C'è un paesaggio, in basso. Può vederlo per miglia e miglia. È un impietrito diorama di cartapesta della Valle delle Tombe del Tempo e del deserto. Anche la città morta e le lontane montagne sono riprodotte in miniatura plastificata, sterile. Non importa. Per Martin Sileno ci sono solo l'albero e la sofferenza; e le due cose sono indivisibili. Sileno snuda i denti in un sorriso screpolato dal dolore. Quand'era bambino, sulla Vecchia Terra, lui e Amalfi Schwartz, il suo migliore amico, avevano visitato una comune di cristiani nella Riserva Nordamericana, avevano imparato la loro rozza teologia e in seguito avevano fatto molte battute ironiche sulla crocifissione. Il giovane Martin aveva allargato le braccia, incrociato le gambe, sollevato la testa e dichiarato: «Oddio, da qui vedo tutta la città». Amalfi era scoppiato a ridere.

Sileno urla.

Il tempo non passa veramente, ma dopo un poco la mente di Sileno torna a qualcosa che sembra l'osservazione lineare… qualcosa di diverso dalle oasi disperse di pura sofferenza, separate dal deserto di dolore ricevuto scioccamente… e in quella percezione lineare della propria sofferenza, Sileno comincia a imporre tempo su un luogo senza tempo.

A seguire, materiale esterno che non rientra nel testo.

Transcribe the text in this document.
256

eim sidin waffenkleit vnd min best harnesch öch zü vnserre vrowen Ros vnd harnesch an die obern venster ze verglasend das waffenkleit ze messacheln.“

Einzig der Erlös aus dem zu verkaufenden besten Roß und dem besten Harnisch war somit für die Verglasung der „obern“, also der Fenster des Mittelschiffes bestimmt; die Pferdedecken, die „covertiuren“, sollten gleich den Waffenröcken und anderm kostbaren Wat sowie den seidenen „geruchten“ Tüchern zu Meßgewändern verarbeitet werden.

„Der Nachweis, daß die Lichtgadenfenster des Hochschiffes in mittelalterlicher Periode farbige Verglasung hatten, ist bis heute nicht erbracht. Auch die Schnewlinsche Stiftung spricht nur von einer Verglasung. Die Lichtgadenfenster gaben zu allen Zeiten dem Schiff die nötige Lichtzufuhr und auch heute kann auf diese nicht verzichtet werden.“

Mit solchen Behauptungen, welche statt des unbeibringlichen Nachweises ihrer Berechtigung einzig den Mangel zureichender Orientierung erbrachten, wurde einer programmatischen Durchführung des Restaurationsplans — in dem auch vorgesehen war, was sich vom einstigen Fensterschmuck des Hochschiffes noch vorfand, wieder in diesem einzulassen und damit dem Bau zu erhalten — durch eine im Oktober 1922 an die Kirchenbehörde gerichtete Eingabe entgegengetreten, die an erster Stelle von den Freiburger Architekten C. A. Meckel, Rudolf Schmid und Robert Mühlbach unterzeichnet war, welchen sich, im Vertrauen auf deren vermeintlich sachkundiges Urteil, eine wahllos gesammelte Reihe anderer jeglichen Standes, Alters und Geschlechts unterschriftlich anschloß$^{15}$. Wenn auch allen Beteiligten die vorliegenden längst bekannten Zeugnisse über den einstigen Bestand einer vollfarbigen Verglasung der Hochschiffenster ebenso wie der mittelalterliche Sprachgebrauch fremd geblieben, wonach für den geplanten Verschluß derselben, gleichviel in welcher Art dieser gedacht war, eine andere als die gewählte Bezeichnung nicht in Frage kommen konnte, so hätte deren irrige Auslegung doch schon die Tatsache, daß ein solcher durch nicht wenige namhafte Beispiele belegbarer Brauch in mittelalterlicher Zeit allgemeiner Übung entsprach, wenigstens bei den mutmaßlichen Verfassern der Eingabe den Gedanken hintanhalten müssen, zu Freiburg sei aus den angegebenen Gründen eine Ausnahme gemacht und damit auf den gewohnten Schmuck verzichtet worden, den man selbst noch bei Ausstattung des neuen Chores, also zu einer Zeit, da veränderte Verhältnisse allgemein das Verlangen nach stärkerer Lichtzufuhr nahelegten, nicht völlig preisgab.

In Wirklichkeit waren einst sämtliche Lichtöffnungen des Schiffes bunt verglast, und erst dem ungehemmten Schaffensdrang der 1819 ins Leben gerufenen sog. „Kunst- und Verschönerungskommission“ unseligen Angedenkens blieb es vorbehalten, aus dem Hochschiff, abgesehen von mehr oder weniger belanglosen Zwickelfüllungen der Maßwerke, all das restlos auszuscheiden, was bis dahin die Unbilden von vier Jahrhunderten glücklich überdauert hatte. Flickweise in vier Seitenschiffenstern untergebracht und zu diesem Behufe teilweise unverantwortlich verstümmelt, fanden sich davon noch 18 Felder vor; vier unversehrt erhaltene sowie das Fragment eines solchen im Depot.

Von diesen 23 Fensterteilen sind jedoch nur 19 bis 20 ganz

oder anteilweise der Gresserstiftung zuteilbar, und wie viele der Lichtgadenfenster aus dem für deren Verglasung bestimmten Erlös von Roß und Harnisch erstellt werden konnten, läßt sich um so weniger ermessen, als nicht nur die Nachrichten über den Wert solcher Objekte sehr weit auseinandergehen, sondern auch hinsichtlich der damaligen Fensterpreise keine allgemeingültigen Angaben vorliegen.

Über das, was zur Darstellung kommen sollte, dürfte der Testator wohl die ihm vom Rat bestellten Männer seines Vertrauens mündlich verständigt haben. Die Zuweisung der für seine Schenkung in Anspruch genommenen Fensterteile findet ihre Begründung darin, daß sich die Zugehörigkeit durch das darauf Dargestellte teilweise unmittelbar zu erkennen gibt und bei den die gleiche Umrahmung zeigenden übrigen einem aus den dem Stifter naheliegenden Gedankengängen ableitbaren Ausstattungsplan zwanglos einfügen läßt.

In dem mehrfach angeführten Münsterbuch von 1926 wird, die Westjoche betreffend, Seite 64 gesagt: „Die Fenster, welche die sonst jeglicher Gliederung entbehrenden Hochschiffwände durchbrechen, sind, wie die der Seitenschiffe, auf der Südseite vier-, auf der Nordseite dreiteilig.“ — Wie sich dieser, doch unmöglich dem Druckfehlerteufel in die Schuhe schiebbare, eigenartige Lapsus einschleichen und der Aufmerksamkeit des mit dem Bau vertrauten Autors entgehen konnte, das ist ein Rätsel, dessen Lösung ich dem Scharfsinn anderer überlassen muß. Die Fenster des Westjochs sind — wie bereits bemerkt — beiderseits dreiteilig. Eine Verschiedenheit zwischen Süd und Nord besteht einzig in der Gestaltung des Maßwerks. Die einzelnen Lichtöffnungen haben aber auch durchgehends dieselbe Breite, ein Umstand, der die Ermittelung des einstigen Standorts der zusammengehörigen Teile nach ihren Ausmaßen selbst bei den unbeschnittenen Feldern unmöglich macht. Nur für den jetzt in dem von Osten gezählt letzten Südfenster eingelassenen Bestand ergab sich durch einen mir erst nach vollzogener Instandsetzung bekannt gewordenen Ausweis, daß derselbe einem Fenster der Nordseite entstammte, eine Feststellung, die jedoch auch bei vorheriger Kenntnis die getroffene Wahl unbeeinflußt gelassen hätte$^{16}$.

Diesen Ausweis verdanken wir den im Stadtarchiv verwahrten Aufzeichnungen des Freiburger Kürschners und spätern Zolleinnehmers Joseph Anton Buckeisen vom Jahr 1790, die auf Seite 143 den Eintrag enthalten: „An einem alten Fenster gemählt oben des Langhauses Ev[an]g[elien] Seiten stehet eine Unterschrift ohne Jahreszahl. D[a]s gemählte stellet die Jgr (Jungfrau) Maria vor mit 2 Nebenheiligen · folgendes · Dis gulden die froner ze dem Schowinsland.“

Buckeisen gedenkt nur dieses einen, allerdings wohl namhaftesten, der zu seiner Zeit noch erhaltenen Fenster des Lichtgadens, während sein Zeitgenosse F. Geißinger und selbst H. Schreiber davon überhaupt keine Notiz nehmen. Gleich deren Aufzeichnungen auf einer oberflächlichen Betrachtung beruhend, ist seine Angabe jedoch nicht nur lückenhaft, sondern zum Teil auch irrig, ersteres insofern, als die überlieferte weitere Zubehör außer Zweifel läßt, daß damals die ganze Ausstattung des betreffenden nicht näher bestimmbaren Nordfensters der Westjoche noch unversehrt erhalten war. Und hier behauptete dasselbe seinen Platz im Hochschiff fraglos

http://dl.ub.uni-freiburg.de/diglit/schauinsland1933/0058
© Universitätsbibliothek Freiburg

Per prima cosa, le oscenità aggiungono chiarezza alla sofferenza. Urlare fa male, ma la rabbia chiarisce e chiarifica.

Poi, nelle pause esauste fra le urla o i puri spasmi di dolore, Sileno si concede pensiero. All'inizio si tratta semplicemente di un tentativo di mantenere sequenze, di recitare a mente le tabelline, qualsiasi cosa che separi la sofferenza di dieci secondi prima dalla sofferenza a venire. Sileno scopre che, nello sforzo di concentrarsi, la sofferenza diminuisce un poco: è sempre insopportabile, spinge sempre come fumo al vento ogni pensiero, ma diminuisce di una quantità imprecisabile.